Central australia, Central Australia Work

Central Australia trip to Elliot

It’s Monday night and I’m sitting in my camping chair at the Outback Caravan Park, in Tennant Creek. We began our drive yesterday morning, travelling from Alice Springs to Devils Marbles. It’s 398 kilometres of the Stuart Highway. I took us about five hours including a stop at Ti Tree for lunch. A fine sunny day for driving.
Devils Marbles is one of the highlights of the Stuart Highway. Jennifer and I have visited this park before but it was always a rush, this time we could explore and take photographs at the two best times with no need to scuttle back to work and before it got too dark to drive safely. We walked on the many trails amongst the rock formations. The setting sun sets the rocks red aglow, the grass is backlit as it swirls in the wind, and the gums provide dabs of green and white through the landscape. Devils Marbles are the eroded superficial remains of a much deeper granite massif that arose under an immense layer of more ancient sedimentary rock, sea floor rock, then as the softer surface rock was eroded away the tougher granite remained. But this granite had already been altered, cracked, and split and when it arose into the light of day, these cracks filled with mud and water, splitting the rocks into the weathered Marbles we see today. 

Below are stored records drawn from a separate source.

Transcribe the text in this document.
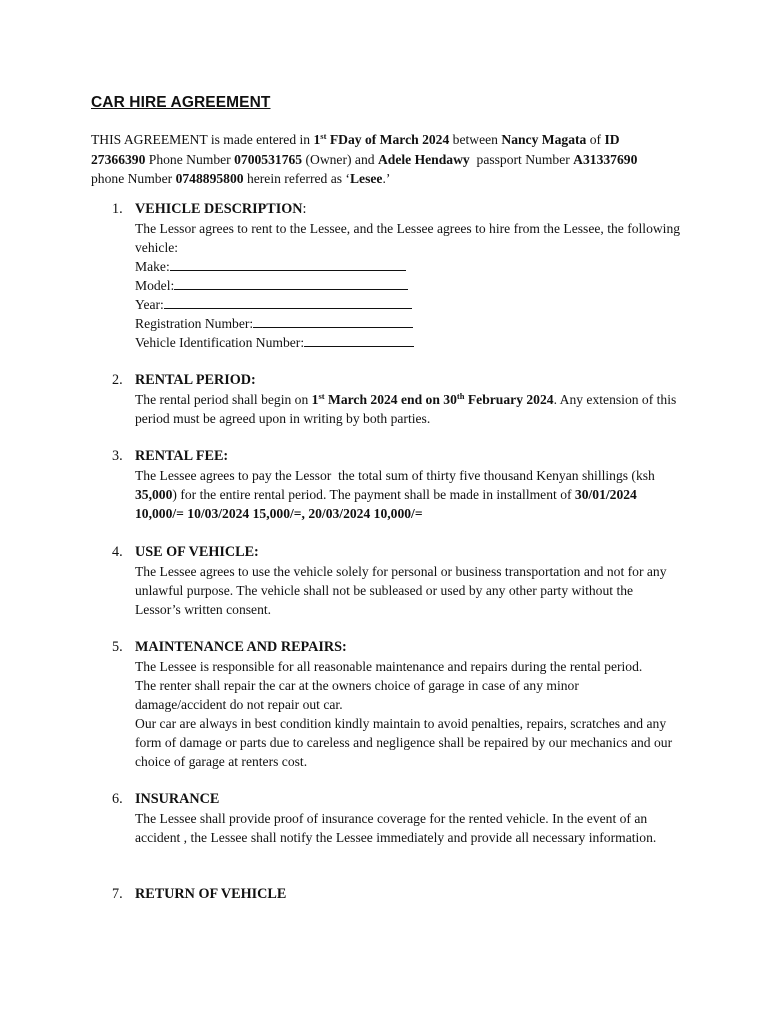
CAR HIRE AGREEMENT

THIS AGREEMENT is made entered in 1st FDay of March 2024 between Nancy Magata of ID
27366390 Phone Number 0700531765 (Owner) and Adele Hendawy  passport Number A31337690
phone Number 0748895800 herein referred as ‘Lesee.’

1. VEHICLE DESCRIPTION:

The Lessor agrees to rent to the Lessee, and the Lessee agrees to hire from the Lessee, the following vehicle:

Make:

Model:

Year:

Registration Number:

Vehicle Identification Number:

2. RENTAL PERIOD:

The rental period shall begin on 1st March 2024 end on 30th February 2024. Any extension of this period must be agreed upon in writing by both parties.

3. RENTAL FEE:

The Lessee agrees to pay the Lessor  the total sum of thirty five thousand Kenyan shillings (ksh 35,000) for the entire rental period. The payment shall be made in installment of 30/01/2024 10,000/= 10/03/2024 15,000/=, 20/03/2024 10,000/=

4. USE OF VEHICLE:

The Lessee agrees to use the vehicle solely for personal or business transportation and not for any unlawful purpose. The vehicle shall not be subleased or used by any other party without the Lessor’s written consent.

5. MAINTENANCE AND REPAIRS:

The Lessee is responsible for all reasonable maintenance and repairs during the rental period.

The renter shall repair the car at the owners choice of garage in case of any minor damage/accident do not repair out car.

Our car are always in best condition kindly maintain to avoid penalties, repairs, scratches and any form of damage or parts due to careless and negligence shall be repaired by our mechanics and our choice of garage at renters cost.

6. INSURANCE

The Lessee shall provide proof of insurance coverage for the rented vehicle. In the event of an accident , the Lessee shall notify the Lessee immediately and provide all necessary information.

7. RETURN OF VEHICLE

We arrived back at our campsite just as it was becoming dark and cooling down. Overnight it’s very cold so it’s great to be able to rug up in our comfortable camper trailer, under a generous doona. We awoke at seven am, and walked another trail amongst the Marbles and again, were busy taking lots of photographs. We left at 10 am and drove 100 kilometres to Tennant creek. This had very little open on a Monday holiday but the Battery Mine was open. This is a retired mine and processing facility for the gold found in Tennant creek. Beginning in 1926, Tennant creek has been a reliable producer of gold. In all by 1996, 130 tonnes of gold had been recovered. As well as 270,000 tonnes of copper. What makes this area so unique is that unlike Victoria, and most other gold rushes , the gold is in ironstone and not quartz. Quartz is relatively easy to separate from its contained gold, it’s much softer and the gold is often in chunks or nuggets. In Tennant creek, the gold is in fine fragments, too small to even in see most circumstances. Lumps of ironstone, need to be crushed into dust to gather the gold inside it. The ironstone located beneath the water table is generally richer , it’s called magnetite. And you guessed it, it’s strongly magnetic as well. The denser the ironstone, the more magnetic the ironstone then the more gold will be in it. So remote sensing can be used today to locate more gold bearing deposits. 

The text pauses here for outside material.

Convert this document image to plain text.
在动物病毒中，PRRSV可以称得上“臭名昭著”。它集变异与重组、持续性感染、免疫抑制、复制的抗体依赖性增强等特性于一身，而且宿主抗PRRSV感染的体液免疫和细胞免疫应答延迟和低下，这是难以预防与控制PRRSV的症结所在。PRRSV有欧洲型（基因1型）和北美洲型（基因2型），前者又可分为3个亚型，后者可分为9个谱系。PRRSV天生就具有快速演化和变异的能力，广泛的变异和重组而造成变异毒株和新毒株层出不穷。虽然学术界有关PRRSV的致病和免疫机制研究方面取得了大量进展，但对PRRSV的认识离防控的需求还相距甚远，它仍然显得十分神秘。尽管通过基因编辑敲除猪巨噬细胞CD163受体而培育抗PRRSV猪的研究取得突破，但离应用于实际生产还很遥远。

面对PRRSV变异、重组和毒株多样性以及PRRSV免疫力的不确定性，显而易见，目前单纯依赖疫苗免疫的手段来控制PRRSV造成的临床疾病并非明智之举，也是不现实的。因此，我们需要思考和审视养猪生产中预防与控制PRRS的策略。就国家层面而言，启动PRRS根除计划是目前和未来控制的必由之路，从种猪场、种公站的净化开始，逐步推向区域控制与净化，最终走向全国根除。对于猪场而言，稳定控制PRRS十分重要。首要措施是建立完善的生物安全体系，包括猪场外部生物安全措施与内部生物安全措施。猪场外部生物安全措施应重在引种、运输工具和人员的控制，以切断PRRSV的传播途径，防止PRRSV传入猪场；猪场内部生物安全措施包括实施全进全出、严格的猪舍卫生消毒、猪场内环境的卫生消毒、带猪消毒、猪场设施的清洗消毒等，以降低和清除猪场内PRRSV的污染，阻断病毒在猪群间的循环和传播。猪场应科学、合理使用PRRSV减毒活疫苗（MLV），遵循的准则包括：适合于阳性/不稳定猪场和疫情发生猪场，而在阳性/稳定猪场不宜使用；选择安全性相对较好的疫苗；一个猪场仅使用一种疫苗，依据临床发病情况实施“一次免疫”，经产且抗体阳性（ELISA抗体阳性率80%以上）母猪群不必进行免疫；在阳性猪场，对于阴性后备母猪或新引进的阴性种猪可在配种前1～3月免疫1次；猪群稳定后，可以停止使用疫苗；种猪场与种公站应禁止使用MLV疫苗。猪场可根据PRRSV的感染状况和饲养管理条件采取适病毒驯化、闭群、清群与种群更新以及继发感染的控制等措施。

In the early days, mining businesses were small concerns, one or two blokes, both worked a mine in truly appalling conditions. One man would be lowered down a mine shaft in a bucket, using one leg, to push off the mine shaft wall, then at the bottom use a pick to break off fragments of ironstone. The actual shaft went down through mudstone, as no one can go directly through the ironstone deposit. You have to shimmy up to it and chip off the bit in front of you. It was hot and incredibly dusty. The town grew but it was mostly men. The isolation and lack of female company, made life pretty dangerous at times. Was it worth it? For those men who worked the mines, most did little more than pay their way, but some did do well eventually becoming truly big mining companies but overall the capital and size needed to make a go of this sort of mining, ensured it was the big players, the ones who arrived in the 1950’s which made the really big money and still do. 
We did two tours. The first tour was through a “mine” built deliberately by Normanby Mines to be used for tourism. They had the expertise to make it as realistic as possible. Along the mine, the guide, showed us examples of mining, form the very early days, to the much more mechanised mining on the 1950s and 1960’s. We were shown the drills, the explosives, the crib room where the men sheltered during blasting, the Beethoven box used by the “powder monkey” to set off the explosives. We saw the mine shaft and the ladder ready and waiting to provide an exit for flooding in the mine. Huge pumps at the base of the mine kept the water out, but as the mine was a kilometre below the water table, a failed pump lead to rapid flooding. The second tour was of the stamping battery. This facility ground up to mined ironstone into a fine dust, you could then use mercury to bind the gold. The amalgam so formed had to be heated in a retort to seperate it from the gold, then the gold had to be heated to fen higher temperatures in a crucible to remove final impurities. A whole years work for a miner in the early days, would produce one or at Most two ingots of gold. An ingot was worth 50,000 dollars, that was a for a year, of 16 hour days, in hot, dusty, noisy and dangerous conditions. 
Afterwards, we drove back to our campsite to relax before dinner. It’s getting cold now. I can hear the cars and trucks on the highway, but only faintly. And that will be us too, as we compete our trip to Elliott tomorrow.